Традиционным началом исследовательской работы в Кавендише была практическая работа по вакуумной технике, проходившая в течение нескольких недель в другой части чердака под руководством Чадвика. Оборудование, которым мы пользовались, было чрезвычайно примитивным. Припоминаю лишь ручной насос Флеша и самодельный диффузионный насос. В основном работа состояла в отыскивании утечек в небрежно сделанном стеклянном приборе. Стояло очень жаркое лето, и было легко прийти в отчаяние, но периодически приходил Чадвик и в довольно мрачном стиле взбадривал нас.
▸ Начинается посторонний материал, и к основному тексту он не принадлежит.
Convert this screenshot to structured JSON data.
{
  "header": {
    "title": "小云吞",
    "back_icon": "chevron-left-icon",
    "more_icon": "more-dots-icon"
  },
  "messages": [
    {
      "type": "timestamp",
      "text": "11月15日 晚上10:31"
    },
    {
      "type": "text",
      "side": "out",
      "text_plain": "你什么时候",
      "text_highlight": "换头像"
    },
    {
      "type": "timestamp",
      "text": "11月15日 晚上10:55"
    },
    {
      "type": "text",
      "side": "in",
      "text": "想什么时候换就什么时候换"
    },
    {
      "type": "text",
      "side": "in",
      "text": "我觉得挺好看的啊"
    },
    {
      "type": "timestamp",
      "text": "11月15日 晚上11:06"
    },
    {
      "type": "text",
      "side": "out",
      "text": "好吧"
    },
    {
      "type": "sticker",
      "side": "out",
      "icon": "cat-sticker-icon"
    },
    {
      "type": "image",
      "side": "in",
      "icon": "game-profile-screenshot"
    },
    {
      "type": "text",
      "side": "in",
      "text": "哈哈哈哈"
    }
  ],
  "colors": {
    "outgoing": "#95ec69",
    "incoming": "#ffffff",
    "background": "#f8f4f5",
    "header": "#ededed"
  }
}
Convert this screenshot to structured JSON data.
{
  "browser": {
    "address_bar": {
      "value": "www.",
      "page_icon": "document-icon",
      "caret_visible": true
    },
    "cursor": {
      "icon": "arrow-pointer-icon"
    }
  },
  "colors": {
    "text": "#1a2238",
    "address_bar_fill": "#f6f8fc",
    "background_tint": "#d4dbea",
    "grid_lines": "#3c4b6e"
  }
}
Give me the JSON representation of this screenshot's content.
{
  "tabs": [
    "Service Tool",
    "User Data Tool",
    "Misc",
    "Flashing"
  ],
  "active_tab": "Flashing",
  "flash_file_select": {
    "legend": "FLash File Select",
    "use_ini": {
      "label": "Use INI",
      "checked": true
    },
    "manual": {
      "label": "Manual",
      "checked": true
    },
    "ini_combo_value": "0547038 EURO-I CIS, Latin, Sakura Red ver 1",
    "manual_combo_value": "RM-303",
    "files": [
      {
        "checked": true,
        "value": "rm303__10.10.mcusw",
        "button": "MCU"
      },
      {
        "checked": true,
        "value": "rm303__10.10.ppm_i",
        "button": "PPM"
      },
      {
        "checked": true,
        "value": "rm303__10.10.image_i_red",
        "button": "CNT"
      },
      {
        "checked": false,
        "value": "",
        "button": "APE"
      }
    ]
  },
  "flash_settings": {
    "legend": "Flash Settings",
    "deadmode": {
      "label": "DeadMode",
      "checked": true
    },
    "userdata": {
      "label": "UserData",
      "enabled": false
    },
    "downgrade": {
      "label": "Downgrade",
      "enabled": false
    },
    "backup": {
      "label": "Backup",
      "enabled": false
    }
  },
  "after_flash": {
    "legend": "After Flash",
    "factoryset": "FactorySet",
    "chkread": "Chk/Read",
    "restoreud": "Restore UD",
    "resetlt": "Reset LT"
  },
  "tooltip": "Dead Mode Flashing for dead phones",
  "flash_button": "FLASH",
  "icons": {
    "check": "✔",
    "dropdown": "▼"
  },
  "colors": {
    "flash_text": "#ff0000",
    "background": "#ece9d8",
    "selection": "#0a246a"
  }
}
Он говорил нам, что когда он был интернирован во время первой мировой войны и находился в Рулебене, то стеклянные трубки соединял с помощью свечки, так что нам еще чрезвычайно повезло, что в лаборатории имеется газ.

Когда наступило время выбрать себе тему научной работы, я нарушил традицию заниматься ядерной физикой. По своему неведению, мне казалось, что все великие открытия там уже сделаны и что в ядерной физике в будущем упор будет делаться на все более сложные измерения с помощью электронных приборов, в которых я абсолютно ничего не понимал. В то время на заднем дворе строилось новое прекрасное лабораторное здание, предназначенное для работ Капицы по сильным магнитным полям и низким температурам. Над дверями в виде эмблемы лаборатории был изображен загадочный крокодил, символизирующий Резерфорда. Я до сих пор не могу до конца понять смысла этой эмблемы. Мои родители - выходцы из России, н поэтому Капица мне представлялся романтичной фигурой, а тематика его исследований (как раз тогда она стала называться физикой твердого тела) казалась мне особенно привлекательной и загадочной. Возможно это было вызвано его лекциями. Мне казалось, что я смогу сделать что-либо действительно новое скорее в этой области, нежели в ядерной физике. Итак, в 1932 г. я начал работать в Мондовской лаборатории Королевского общества, которая была вскоре очень торжественно официально открыта ректором университета Стенлп Болдуином.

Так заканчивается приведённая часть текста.